In 2008, by closely divided 4-3 votes, the Supreme Courts of California and Connecticut held that their state constitutional rights to equal protection of the laws grant same-sex couples the same right to marry as is enjoyed by opposite-sex couples. In re Marriage Cases, 183 P.2d 384 (Cal. 2008); Kerrigan v. Comm’r of Pub. Health, 957 A.2d 407 (Conn. 2008). The Connecticut Supreme Court held that legal classifications based on sexual orientation are subject to intermediate scrutiny as a quasi-suspect classification while the California Supreme Court held that they are subject to strict scrutiny. The California court further held that the right to marry is a basic civil right whose denial impinges upon same-sex couples’ fundamental privacy interests in having official family relationships accorded equal respect and dignity and that no compelling state interest justified the differential treatment of same-sex and opposite-sex couples. Both courts ruled that that existing statutory provisions recognizing civil union or domestic partnership arrangements for same-sex couples were not equivalent to laws recognizing opposite-sex civil marriages. Accord, Opinions of the Justices, 802 N.E.2d 565 (Mass. 2004)(civil unions not equivalent to civil marriages). However, the California decision was overturned on November 4, 2008 when the voters approved Proposition 8 amending the California Constitution to provide that “[o]nly marriage between a man and a woman is valid or recognized in California.” Cal. Const. art. I, § 7.5 (added Nov. 4, 2008). Litigation is proceeding to determine whether this constitutional amendment retroactively invalidates the 18,000 same-sex marriages that took place in California between the time when the marriage right was extended to same-sex couples and the date when the marriage right was revoked. In contrast, same-sex couples began marrying in Connecticut on November 12, 2008.

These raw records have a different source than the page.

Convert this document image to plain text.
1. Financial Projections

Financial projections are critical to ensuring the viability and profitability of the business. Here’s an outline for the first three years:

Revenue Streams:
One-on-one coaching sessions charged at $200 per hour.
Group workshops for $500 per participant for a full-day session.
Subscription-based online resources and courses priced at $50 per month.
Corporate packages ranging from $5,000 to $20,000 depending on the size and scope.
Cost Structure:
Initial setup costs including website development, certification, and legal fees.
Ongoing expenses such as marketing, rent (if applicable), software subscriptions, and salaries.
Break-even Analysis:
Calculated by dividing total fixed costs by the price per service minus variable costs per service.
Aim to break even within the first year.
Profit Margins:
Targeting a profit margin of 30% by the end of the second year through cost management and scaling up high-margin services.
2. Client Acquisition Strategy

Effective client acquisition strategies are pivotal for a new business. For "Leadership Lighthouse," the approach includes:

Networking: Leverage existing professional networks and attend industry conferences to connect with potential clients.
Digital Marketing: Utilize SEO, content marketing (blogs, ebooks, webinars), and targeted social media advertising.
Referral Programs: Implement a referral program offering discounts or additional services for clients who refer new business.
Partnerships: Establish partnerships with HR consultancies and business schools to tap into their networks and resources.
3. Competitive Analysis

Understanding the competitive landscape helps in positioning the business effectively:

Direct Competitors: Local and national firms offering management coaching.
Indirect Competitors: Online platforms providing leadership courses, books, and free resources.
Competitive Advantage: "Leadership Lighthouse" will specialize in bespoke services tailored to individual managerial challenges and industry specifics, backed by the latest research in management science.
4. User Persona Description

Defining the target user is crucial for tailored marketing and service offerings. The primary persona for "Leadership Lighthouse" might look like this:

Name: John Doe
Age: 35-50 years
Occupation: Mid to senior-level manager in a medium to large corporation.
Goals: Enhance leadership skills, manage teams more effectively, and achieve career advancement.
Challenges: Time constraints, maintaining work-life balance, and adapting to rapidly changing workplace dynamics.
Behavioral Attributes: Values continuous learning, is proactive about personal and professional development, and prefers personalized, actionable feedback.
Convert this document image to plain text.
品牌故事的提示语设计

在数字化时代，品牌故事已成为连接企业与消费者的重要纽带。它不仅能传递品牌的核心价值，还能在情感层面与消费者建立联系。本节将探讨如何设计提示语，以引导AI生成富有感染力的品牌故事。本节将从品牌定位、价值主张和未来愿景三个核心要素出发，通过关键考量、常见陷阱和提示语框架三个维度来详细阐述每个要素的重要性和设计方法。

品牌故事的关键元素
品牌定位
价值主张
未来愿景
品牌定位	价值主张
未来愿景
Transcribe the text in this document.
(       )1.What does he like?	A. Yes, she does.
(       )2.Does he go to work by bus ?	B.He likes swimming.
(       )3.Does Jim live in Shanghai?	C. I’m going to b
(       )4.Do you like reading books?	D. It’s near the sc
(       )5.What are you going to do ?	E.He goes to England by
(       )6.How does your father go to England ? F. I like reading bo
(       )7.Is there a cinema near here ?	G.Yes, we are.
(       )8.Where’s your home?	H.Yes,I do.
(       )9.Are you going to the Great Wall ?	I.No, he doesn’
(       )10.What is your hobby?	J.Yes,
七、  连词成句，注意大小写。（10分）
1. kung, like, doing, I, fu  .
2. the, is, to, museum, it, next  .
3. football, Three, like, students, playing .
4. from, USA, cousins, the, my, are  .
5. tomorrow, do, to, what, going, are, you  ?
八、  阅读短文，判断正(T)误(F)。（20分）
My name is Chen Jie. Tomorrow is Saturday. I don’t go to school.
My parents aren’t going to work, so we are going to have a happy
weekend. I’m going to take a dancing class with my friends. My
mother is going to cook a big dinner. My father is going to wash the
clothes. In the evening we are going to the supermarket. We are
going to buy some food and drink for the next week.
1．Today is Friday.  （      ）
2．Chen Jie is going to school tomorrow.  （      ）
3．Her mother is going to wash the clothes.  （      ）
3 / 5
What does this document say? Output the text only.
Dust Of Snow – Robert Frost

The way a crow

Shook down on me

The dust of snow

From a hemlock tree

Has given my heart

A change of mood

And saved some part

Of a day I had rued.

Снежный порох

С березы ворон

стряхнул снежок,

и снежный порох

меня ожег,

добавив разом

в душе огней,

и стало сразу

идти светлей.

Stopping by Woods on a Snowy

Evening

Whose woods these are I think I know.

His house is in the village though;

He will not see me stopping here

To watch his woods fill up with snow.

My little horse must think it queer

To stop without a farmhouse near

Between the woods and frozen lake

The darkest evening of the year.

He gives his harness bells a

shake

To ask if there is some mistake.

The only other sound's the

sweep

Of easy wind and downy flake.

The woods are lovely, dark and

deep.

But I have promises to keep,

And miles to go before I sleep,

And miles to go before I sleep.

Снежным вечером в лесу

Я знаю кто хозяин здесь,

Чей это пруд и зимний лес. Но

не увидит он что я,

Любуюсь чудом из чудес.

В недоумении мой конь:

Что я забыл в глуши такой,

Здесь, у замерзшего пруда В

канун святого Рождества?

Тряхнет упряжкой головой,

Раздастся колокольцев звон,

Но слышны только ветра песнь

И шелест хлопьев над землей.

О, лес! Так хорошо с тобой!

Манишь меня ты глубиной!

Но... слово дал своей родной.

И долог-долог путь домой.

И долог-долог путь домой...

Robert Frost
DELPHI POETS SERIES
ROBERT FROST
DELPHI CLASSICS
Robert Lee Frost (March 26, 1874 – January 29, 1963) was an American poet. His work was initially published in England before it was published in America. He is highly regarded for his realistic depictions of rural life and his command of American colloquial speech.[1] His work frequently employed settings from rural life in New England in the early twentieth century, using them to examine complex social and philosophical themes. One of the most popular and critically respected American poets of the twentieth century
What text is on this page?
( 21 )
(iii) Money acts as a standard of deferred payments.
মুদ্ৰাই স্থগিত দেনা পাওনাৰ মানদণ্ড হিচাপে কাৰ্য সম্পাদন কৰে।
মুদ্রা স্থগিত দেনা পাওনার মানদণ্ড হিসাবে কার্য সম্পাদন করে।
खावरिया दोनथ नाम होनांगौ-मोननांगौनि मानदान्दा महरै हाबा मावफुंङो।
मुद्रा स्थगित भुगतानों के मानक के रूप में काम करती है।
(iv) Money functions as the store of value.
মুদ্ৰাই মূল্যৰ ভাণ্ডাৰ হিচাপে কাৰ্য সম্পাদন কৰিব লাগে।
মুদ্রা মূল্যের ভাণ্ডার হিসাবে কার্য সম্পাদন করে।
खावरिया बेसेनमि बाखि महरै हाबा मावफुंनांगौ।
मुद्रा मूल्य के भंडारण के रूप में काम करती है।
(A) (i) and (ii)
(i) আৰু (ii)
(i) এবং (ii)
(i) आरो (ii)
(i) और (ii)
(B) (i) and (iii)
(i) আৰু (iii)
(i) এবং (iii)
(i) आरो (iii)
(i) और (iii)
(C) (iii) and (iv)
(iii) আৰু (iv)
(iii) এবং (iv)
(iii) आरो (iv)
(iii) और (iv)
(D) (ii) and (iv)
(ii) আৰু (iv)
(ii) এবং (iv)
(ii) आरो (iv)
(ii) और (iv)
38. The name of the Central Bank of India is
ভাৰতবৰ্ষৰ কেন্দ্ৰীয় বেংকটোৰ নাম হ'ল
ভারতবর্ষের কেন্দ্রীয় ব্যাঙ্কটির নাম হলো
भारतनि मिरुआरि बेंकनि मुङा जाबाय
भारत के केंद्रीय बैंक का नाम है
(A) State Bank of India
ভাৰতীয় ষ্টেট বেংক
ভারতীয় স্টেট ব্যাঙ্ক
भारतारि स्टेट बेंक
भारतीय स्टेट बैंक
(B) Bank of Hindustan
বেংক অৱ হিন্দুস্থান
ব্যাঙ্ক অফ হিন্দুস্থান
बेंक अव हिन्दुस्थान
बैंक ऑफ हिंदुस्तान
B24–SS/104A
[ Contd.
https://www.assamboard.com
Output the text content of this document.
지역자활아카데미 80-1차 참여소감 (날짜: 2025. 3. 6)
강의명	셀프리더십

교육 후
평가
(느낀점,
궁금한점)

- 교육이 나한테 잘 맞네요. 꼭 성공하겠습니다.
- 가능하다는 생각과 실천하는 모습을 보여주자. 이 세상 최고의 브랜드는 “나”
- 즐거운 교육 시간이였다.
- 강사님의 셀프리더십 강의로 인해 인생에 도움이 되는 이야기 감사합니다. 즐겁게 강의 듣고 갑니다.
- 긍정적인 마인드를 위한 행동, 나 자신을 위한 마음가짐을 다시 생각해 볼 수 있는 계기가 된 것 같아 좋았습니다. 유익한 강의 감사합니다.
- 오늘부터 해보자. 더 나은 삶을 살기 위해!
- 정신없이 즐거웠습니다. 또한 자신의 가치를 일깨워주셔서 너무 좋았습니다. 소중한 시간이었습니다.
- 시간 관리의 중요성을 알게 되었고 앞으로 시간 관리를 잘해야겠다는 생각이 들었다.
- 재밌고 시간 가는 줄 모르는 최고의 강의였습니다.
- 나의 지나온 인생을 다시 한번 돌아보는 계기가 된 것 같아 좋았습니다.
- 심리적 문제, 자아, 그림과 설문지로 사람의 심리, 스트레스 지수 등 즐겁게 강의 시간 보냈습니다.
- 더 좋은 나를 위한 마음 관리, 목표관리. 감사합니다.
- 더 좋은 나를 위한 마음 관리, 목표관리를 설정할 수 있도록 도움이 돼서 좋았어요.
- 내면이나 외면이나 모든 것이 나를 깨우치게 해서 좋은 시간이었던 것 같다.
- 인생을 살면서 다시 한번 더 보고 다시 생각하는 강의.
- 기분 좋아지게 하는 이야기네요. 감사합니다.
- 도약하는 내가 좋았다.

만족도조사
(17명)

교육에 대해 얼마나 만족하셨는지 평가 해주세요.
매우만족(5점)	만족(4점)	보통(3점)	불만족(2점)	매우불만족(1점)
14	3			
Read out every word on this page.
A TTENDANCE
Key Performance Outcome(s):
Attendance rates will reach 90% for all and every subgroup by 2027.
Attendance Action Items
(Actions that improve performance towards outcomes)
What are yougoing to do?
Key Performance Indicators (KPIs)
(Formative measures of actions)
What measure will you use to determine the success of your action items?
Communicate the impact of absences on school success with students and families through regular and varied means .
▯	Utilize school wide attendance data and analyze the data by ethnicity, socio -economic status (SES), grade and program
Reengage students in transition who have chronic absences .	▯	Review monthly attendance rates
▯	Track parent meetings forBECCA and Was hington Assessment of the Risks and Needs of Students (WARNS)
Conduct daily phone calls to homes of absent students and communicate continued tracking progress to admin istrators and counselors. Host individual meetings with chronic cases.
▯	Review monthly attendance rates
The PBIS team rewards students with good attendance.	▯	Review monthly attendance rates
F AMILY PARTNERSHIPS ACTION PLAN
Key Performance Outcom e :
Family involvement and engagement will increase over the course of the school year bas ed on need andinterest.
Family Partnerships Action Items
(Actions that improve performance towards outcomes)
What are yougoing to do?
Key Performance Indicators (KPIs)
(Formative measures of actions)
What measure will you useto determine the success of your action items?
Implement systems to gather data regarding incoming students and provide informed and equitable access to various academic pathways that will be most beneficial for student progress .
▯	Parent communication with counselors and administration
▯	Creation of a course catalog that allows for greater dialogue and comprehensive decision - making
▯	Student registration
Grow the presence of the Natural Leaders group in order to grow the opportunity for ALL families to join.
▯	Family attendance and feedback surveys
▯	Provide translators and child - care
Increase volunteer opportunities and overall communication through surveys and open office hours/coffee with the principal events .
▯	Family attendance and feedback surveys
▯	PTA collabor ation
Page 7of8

As of May 14, 2009, in addition to Massachusetts and Connecticut, the states of Iowa, Maine, New Hampshire, and Vermont also now recognize same sex marriage. The Iowa Supreme Court ruled on April 3, 2009 that denial of the right to marry someone of the same sex violated the equal protection clause of the Iowa Constitution. Varnum v. Brien, 2009 WL 874044 (Iowa 2009). And on April, 7, 2009, without prompting by a court, the Vermont legislature passed a statute recognizing same-sex marriage, overriding the Governor’s veto. That law took effect on September 1, 2009. 2009 Vt. Act 3; 2009 Vt. S. 115. Maine Governor John Baldacci signed a same-sex marriage bill passed by the legislature on May 6, 2009,  2009 Me. Laws 82, and Governor John Lynch signed such a law for the state of New Hampshire on June 3, 2009, 2009 N.H. Laws ch. 59. The Maine statute was repudiated and overturned by the voters on Nov. 3, 2009, again making same-sex marriage unlawful in Maine.

Same-sex marriage is recognized in Belgium, Canada, The Netherlands, Norway, South Africa, Sweden, and Spain. Civil partnerships with nearly the same legal status as marriage are recognized in Iceland, and the United Kingdom.